Justin Monahan

No. 5
- Position: Wide receiver

Personal information
- Born: September 1, 1989 (age 36) West Linn, Oregon
- Listed height: 6 ft 1 in (1.85 m)
- Listed weight: 202 lb (92 kg)

Career information
- High school: West Linn
- College: Portland State
- NFL draft: 2013: undrafted

Career history
- Hamilton Tiger-Cats (2013)*; Portland Thunder (2014);
- * Offseason and/or practice squad member only

Career AFL statistics
- Receptions: 34
- Receiving yards: 328
- Receiving TDs: 4
- Tackles: 7
- Stats at ArenaFan.com
- Stats at CFL.ca (archive)

= Justin Monahan =

American gridiron football player (born 1989)
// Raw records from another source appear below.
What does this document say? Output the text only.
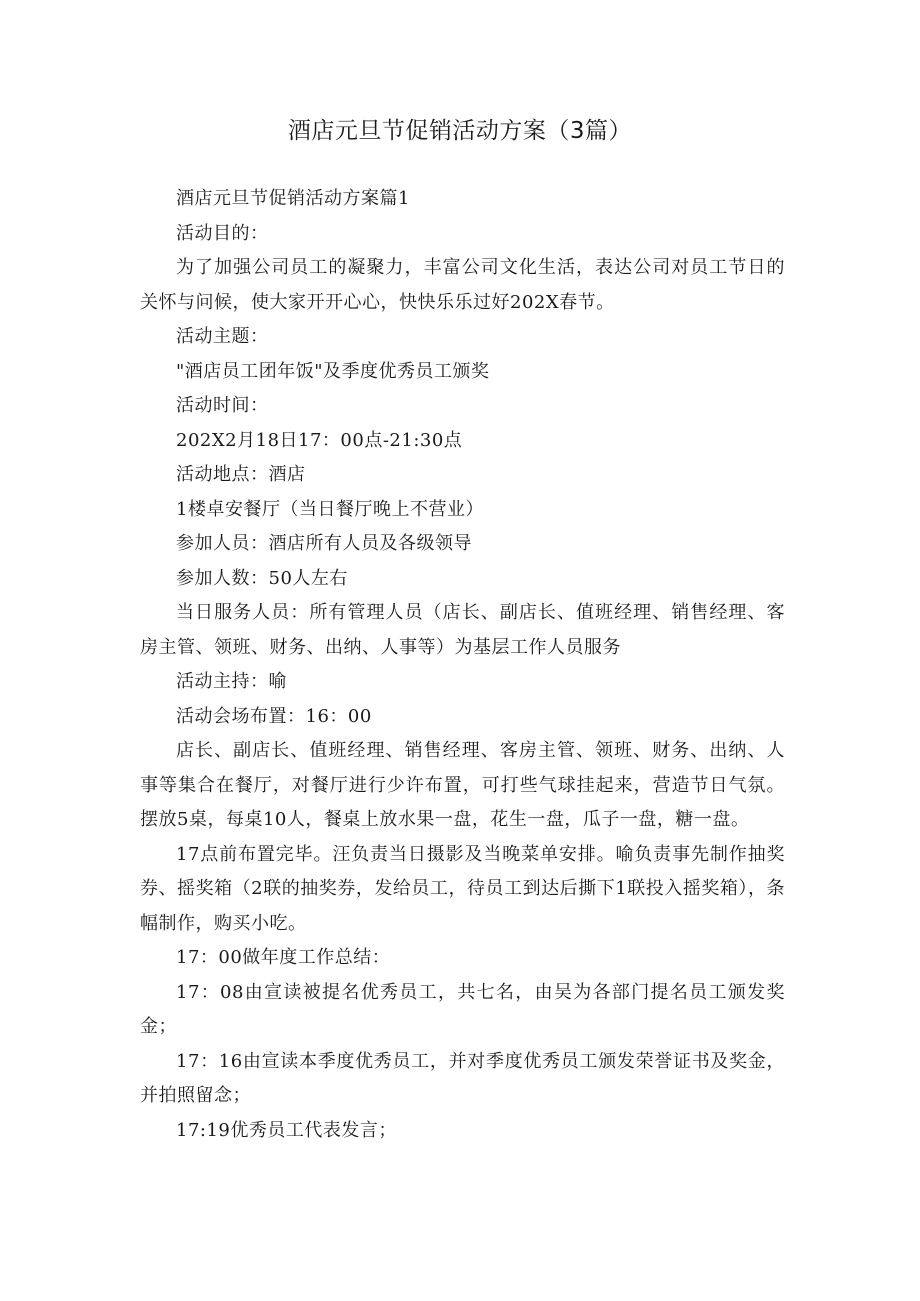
酒店元旦节促销活动方案（3篇）

酒店元旦节促销活动方案篇1

活动目的：

为了加强公司员工的凝聚力，丰富公司文化生活，表达公司对员工节日的关怀与问候，使大家开开心心，快快乐乐过好202X春节。

活动主题：

"酒店员工团年饭"及季度优秀员工颁奖

活动时间：

202X2月18日17：00点-21:30点

活动地点：酒店

1楼卓安餐厅（当日餐厅晚上不营业）

参加人员：酒店所有人员及各级领导

参加人数：50人左右

当日服务人员：所有管理人员（店长、副店长、值班经理、销售经理、客房主管、领班、财务、出纳、人事等）为基层工作人员服务

活动主持：喻

活动会场布置：16：00

店长、副店长、值班经理、销售经理、客房主管、领班、财务、出纳、人事等集合在餐厅，对餐厅进行少许布置，可打些气球挂起来，营造节日气氛。摆放5桌，每桌10人，餐桌上放水果一盘，花生一盘，瓜子一盘，糖一盘。

17点前布置完毕。汪负责当日摄影及当晚菜单安排。喻负责事先制作抽奖券、摇奖箱（2联的抽奖券，发给员工，待员工到达后撕下1联投入摇奖箱），条幅制作，购买小吃。

17：00做年度工作总结：

17：08由宣读被提名优秀员工，共七名，由吴为各部门提名员工颁发奖金；

17：16由宣读本季度优秀员工，并对季度优秀员工颁发荣誉证书及奖金，并拍照留念；

17:19优秀员工代表发言；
Justin Monahan (born September 1, 1989) is an American former professional football wide receiver. He attended Portland State University and played for the school's NCAA Division I football team. Statistically, 2011 was Monahan's best season at Portland State, catching 52 passes for 707 yards and six touchdowns. He was an All-Big Sky Conference Honorable Mention that season. Over his three-year career with the Vikings, Monahan had 112 receptions for 1,579 yards and six touchdowns.

==Early life==
Monahan was born in West Linn, Oregon, on September 1, 1989, to Joe and Theresa Monahan. Justin Monahan attended West Linn High School where he was a three-sport athlete in basketball, baseball and football. He earned all-state honors in baseball and football and was named a National Football Foundation Scholar–Athlete.

==College career==
After his high school graduation he was admitted to Whitworth University in Spokane, Washington, after graduation. He spent one redshirt season with the school's football team, the Pirates who were National Collegiate Athletic Association (NCAA) Division III members. During his sophomore season he transferred to Portland State University in Portland, Oregon, where he played wide receiver as a walk-on for the Vikings football team over the next three years (2010–13). Monahan's high school coach knew the Vikings then-offensive coordinator Mouse Davis, which convinced him to go to Portland State over a walk-on offer with the Oregon Ducks. Monahan's best season statistically for the Vikings came in 2011 catching 52 passes for 707 yards and six touchdowns. He was an All-Big Sky Honorable Mention that season. Over his three-year career with the Vikings, Monahan had 112 receptions for 1,579 yards and six touchdowns.

==Professional career==
After failing to be drafted in 2013, Monahan signed with the Hamilton Tiger-Cats of the Canadian Football League (CFL), but never appeared in a game for them. He joined the inaugural AFL Portland Thunder roster in February 2014, which Portland's head coach Matthew Sauk telling The Oregonian, "It’s great to get more of that [[Pacific Northwest|[Pacific] Northwest]] football talent [...] Justin has great hands and a great attitude—he’s ready to come in, play hard, and prove he can play professional football." According to the AFL, Monahan stood at 6 ft 1 in and weighs 202 lb.